Philly hesitated. He knew the answer was up there in his mind somewhere, but he just could not find it. He took a break to think really hard; his mind was an ocean amidst a heavy storm ... but suddenly, a glimpse of light appeared on the horizon. Philly started to remember now. Everything became clear before his inner eye.

'D' he replied as he lifted his eyes; his face full of newly-gained confidence.

'Oh Philly! You missed out a letter! C is the third letter of the alphabet!'

'Oh right ... I knew that ...' Philly smiled. 'So it's A... B... C... and then it's D?!'

'Very good!' she said. 'You've obviouly got the makings of a book author.'


New Member
As for the title, somebody made the very good point that if my bad guy is a smart bad guy (which he is) then his Latin should be relatively error free.

So I've gone for the translation which generally received the most approval.

As for my latest effort which has brought the wrath of 'bitmap' down on me, maybe I should explain.

I wanted the Latin translation for 'Born to surf' or maybe 'Born to ride the waves' or, to unpack it even further, maybe even 'My life is devoted to riding the waves' might be more appropriate, given that surfing probably wasn't as popular during Roman times as it is today.

And then 'Born to skate' which I can see might be very difficult.

thanks, Phil


Civis Illustris
Since you've given us a useful phrase* I'll return the favor :) Arti undis uectandi deditus sum= I'm devoted to riding upon the waves. Capitalised, the u's become V's
*Cauete Bitmap animosum! Ipse dixit


New Member
Thank you, that will do very nicely!

I'll lose the ''born to skate' reference as I see that this is indeed 'ridiculous' (thank you bitmap) in the context of ancient Rome.

I have another phrase which I would love to get translated:

'Let the dolphins swim free'

thanks in advance, Phillip


Staff member
Ah, that should be an easy one: liberi nent delphini. The words can be arranged in any order, but I like that order in particular, since it puts the primary emphasis on "free", and secondary on "dolphins".

Edit: Fixed


New Member
Wow! That's really really beautiful. You never know, you might see on a Greenpeace T-shirt one day. Thanks.

On further reflection I would like to retain the 'Born to Skate' reference. So maybe something like 'My life is devoted to riding (or travelling) the roads'.
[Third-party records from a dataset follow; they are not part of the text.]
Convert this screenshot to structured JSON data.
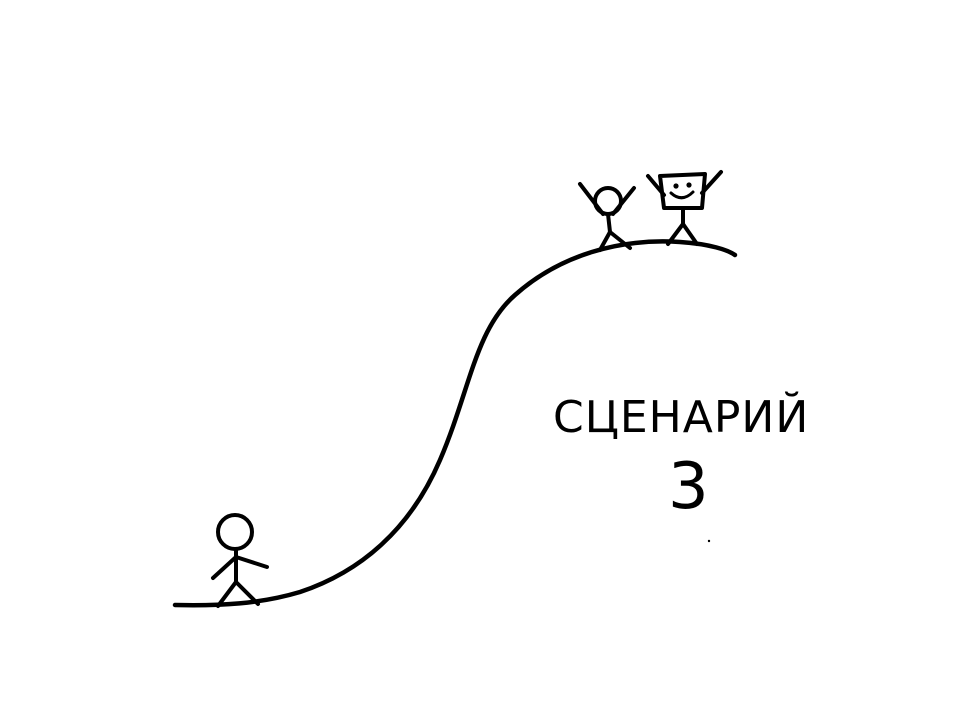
{
  "sketch": {
    "title": "СЦЕНАРИЙ",
    "number": "3"
  },
  "colors": {
    "ink": "#000000",
    "background": "#ffffff"
  }
}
Again, many thanks for all your hard work. And, of course, i will be crediting this excellent forum when the books are published in 2013.



Staff member
Romance words for skate:

Spanish: el pati'n/patinar
French: le patin/patiner
Italian: il pattino/pattinare
Portuguese: patim (m)/?
Romanian: ?/?

Manus Correctrix

All of those words are from the French patin, a diminutive of patte (‘animal leg, paw’), of non-Latin origin.

That might be a good source for a neologism if necessary, but I urge against it here. Make this professor use real Latin.


Staff member
Although not as good of a source as Bitmap or Cursor Nictans, none other than William Whitaker's WORDS has patino, -are, -avi, -atus as "skate (v.)" - NeoLatin, uncommon. The SOURCE_TYPE for this word is Calepinus Novus, modern Latin, by Guy Licoppe.
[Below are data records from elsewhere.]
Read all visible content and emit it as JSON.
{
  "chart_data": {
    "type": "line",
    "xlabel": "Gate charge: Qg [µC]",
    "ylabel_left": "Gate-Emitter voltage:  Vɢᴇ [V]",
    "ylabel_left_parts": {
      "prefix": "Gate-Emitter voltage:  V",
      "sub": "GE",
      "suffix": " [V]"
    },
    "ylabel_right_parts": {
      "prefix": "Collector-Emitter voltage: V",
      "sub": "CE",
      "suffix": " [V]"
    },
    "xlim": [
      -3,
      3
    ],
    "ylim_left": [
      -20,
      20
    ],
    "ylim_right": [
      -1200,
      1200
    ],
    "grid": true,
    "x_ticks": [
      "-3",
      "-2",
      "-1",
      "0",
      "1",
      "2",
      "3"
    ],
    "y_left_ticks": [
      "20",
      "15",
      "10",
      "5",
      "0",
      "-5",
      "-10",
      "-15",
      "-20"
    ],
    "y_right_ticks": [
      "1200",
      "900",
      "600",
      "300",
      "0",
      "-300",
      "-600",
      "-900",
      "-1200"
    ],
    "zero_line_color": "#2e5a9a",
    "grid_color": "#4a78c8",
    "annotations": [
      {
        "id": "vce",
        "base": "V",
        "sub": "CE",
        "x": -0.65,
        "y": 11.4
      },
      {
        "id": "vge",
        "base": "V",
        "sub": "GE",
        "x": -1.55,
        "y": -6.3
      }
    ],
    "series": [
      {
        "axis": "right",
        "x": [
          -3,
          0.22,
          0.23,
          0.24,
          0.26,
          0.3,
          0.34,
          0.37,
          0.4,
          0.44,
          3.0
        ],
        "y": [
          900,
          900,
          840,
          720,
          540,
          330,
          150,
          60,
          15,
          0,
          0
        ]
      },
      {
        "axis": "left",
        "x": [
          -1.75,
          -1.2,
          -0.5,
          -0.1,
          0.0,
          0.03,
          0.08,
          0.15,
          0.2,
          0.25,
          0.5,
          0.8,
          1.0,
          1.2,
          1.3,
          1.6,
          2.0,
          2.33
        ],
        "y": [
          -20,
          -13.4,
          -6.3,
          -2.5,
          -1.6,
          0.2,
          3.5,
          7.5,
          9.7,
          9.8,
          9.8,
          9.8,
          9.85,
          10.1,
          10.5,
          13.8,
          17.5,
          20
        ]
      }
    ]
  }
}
patina, -ae, f. also means "dish." - uncommon, SOURCE_TYPE = Cassell's Latin Dictionary.

patina made it into English as "green film on bronze."


Staff member
Presumably the Romans must have come into contact with people ice skating. Certainly, there is evidence of people skating in the mediaeval period. It seems odd that there is only a neo-latin word for it.


Staff member
Scrabulista, beware the wrath to come... from Imprecator.

I'd imagine that they probably had some word for ice-skating, but it was lost over the ages.

Here's my best shot at "born to skate" without inventing words:

natus ut rotis caligaribus vectus essem

Someone will probably either improve on this or ignore it completely as thay construct their own versions.